Comparative evaluation of methods to quantify dissolution of nanomaterials

Effects and behaviour of nanomaterials in the environment depends on the materials' specific physical and chemical properties and for certain nanomaterials (e.g., Ag, ZnO and CuO) aqueous solubility is of outmost importance. The solubility of metals salts is normally described as a maximum dissolved concentration or by the solubility constant (Ksp). For nanomaterials it is essential to also assess solubility kinetics as nanomaterials will often not dissolve instantaneously upon contact with artificial aqueous media or natural waters. Dissolution kinetics will thereby influence their short and long-term environmental fate as well as laboratory test results. This highlights the need to evaluate and improve the reliability of methods applied to assess the solubility kinetics of nanomaterials. Based on existing OECD guidelines and guidance documents on aqueous dissolution of metals and metal compounds, the aim of this project was to conduct systematic experiments contributing to a better understanding of how nanomaterials solubility can be tested and evaluated under the auspice of the OECD framework.
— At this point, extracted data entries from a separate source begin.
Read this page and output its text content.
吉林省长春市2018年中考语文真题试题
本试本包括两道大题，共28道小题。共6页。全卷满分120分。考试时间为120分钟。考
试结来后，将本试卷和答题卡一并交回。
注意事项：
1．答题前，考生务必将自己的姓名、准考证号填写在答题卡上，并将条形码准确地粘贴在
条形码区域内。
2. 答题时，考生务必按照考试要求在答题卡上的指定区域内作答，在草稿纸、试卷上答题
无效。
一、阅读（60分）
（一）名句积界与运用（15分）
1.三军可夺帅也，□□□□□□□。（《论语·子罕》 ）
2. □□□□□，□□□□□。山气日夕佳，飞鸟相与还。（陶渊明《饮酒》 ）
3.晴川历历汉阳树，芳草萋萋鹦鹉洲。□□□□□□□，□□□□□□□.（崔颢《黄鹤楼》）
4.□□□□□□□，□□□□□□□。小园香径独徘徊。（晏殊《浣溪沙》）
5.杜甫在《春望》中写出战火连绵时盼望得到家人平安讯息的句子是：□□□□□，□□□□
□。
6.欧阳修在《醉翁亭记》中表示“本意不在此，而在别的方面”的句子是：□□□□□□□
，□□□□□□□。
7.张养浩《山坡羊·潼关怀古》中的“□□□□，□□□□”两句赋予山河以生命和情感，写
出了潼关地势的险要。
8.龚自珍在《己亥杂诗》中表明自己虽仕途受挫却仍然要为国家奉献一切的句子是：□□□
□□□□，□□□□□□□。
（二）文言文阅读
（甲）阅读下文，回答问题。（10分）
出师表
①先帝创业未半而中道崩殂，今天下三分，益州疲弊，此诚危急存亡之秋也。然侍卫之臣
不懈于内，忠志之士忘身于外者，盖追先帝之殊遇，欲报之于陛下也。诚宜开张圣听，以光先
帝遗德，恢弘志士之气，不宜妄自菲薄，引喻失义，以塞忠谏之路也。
The focus was to evaluate the performance of three different techniques used to separate the dissolved and non-dissolved fraction of nanomaterials, namely: dialysis membranes (MWCO 8-10 and 50 kD), Diffusive Gradients in Thin films (DGT) and ultracentrifugation. The release of Cu ions from CuO nanoparticles (primary nominal size < 50nm) was used as a case study. Micron sized CuO was used as a "non-nano reference" and CuSO4 and CuCl2 were used as ionic Cu references. In a comparative study of the three methods we found a good reproducibility between replicates and a good recovery (88-99% of nominal concentrations). However, we observed a large difference in results between the three applied methods. Preliminary results showed that by using the DGT method the measured dissolved fraction was 5-7 times higher compared to using ultracentrifugation and dialysis membranes. Possible explanations include metal-specific interactions with the dialysis membranes as well as the DGT unit influencing the dissolution equilibrium by acting as a ‘sink’ for Cu ions. These are issues that require further investigations. Based on these first results we would recommend ultracentrifugation as the most suitable method as it also offers the advantage of being ‘material-independent’ when correctly adjusted for particle sizes and density.